Verizon dropped a real stinker on the NCAA Final Four called #WeNeedMore, and we need to talk about it.

You’d think a wireless telecom giant wouldn’t pay north of $1 million for a 60-second commercial without a decent piece of creative to share, but they somehow managed to take a promising message and twist it beyond recognition.

First, you’ll have to suffer through the commercial itself:

Let’s Boil Advertising Down to Positive and Negative Messaging

Typically, advertisers choose either a positive or negative strategy before they start cranking out ad copy.

Negative messaging focuses on something worth avoiding at all costs, and the action being advertised (a donation or product, for instance) is the savior from that terrible fate.

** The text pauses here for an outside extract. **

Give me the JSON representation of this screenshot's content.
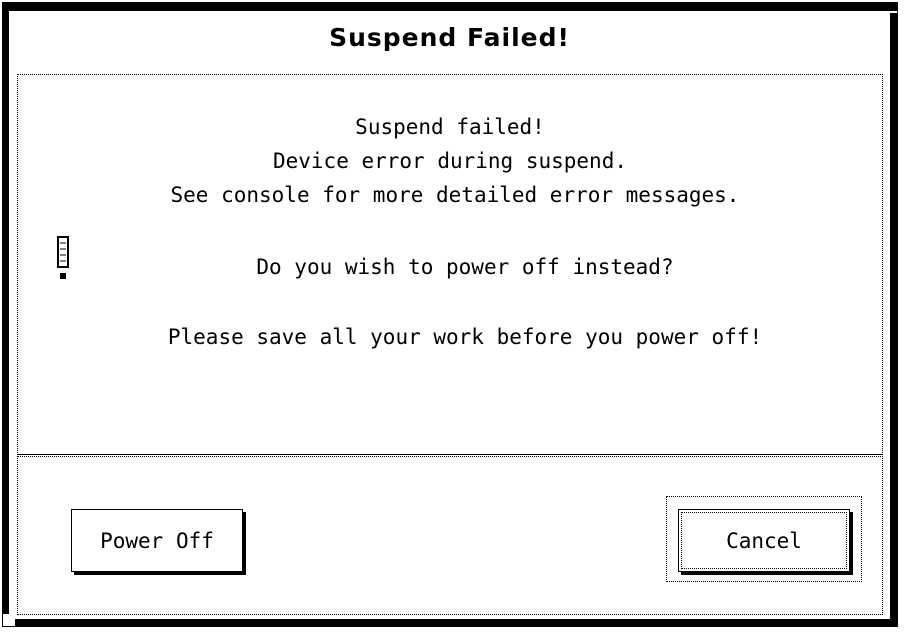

Positive messaging dangles a desirable outcome in front of you like a carrot in front of a donkey (fitness, wealth, etc.). Wordstream studied this in depth in 2015 using A/B testing.

The positive advertisement in Wordstream’s study looked like this:

The negative ad took a different approach:

In this case, the negative ad produced 125% more conversions than the positive ad, but the results are neither here nor there—the point is that advertisers have to commit to an approach and execute that message effectively.

And that’s where Verizon went horribly wrong.

Verizon’s #WeNeedMore Commercial Conflated Positive and Negative Messaging

Verizon’s commercial started off in a harmless manner. With promise glimmering in their eyes, young kids recited career goals to the camera, while we couch-dwellers watched and hoped that maybe someday they would, in fact, be successful models and athletes.

And then Verizon, like the wireless curmudgeons we all know them to be, stepped in and dashed those hopes. How would your ten-year-old self have reacted to seeing your hero on TV saying, “My life is pretty awesome, but you’ll never accomplish your dreams—SO DON’T EVEN TRY.”

Anyways, that’s how it came across, even to my cynical adult self. Kids across the US are undoubtedly depressed today. Thanks, Verizon.

What Could Verizon Have Done Better?

In my opinion, the 60-second spot could have . . .

  1. Focused on the coolness of a tech career by showing tech “celebrities” doing cool stuff. You know, Jeff Bezos controlling a robot suit or Elon Musk talking about his rocket landing. An obvious call to action could be, “Hey, do you want to be rich and awesome like these people? #WeNeedMore in technology!”
  1. Featured those same professional athletes and models telling kids across the US that we need more young people to pursue tech. You can still use the kids’ heroes to convince them to get into tech! What did Verizon do instead? They made those celebrities tell kids that “We don’t need more LeBrons.”

Both would have been positive strategies, and both would have made tech look desirable without breaking any hearts.

Instead, Verizon confused positive and negative messaging by showing those cool, sexy celebrities in their environment, and then pulled a “bait and switch” to the negative side when those same celebrities turned to the camera and basically said, “We don’t want you in our club, kid. Go do something else with your life.”

Verizon essentially glorified the life of a model or athlete and dangled that carrot in front of TV viewers, only to yank it away and say, “but you can’t have this.”

That’s a great way to reach kids, right?

Wrong. Verizon would have been better off not using kid’s hopes, dreams, and idols against them in some patronizing, ignorant way. In doing so, they both dashed dreams across the county and made their own offering (a career in tech) look second-rate to the very careers they were advertising against.

The most ironic part? We actually do need more LeBrons.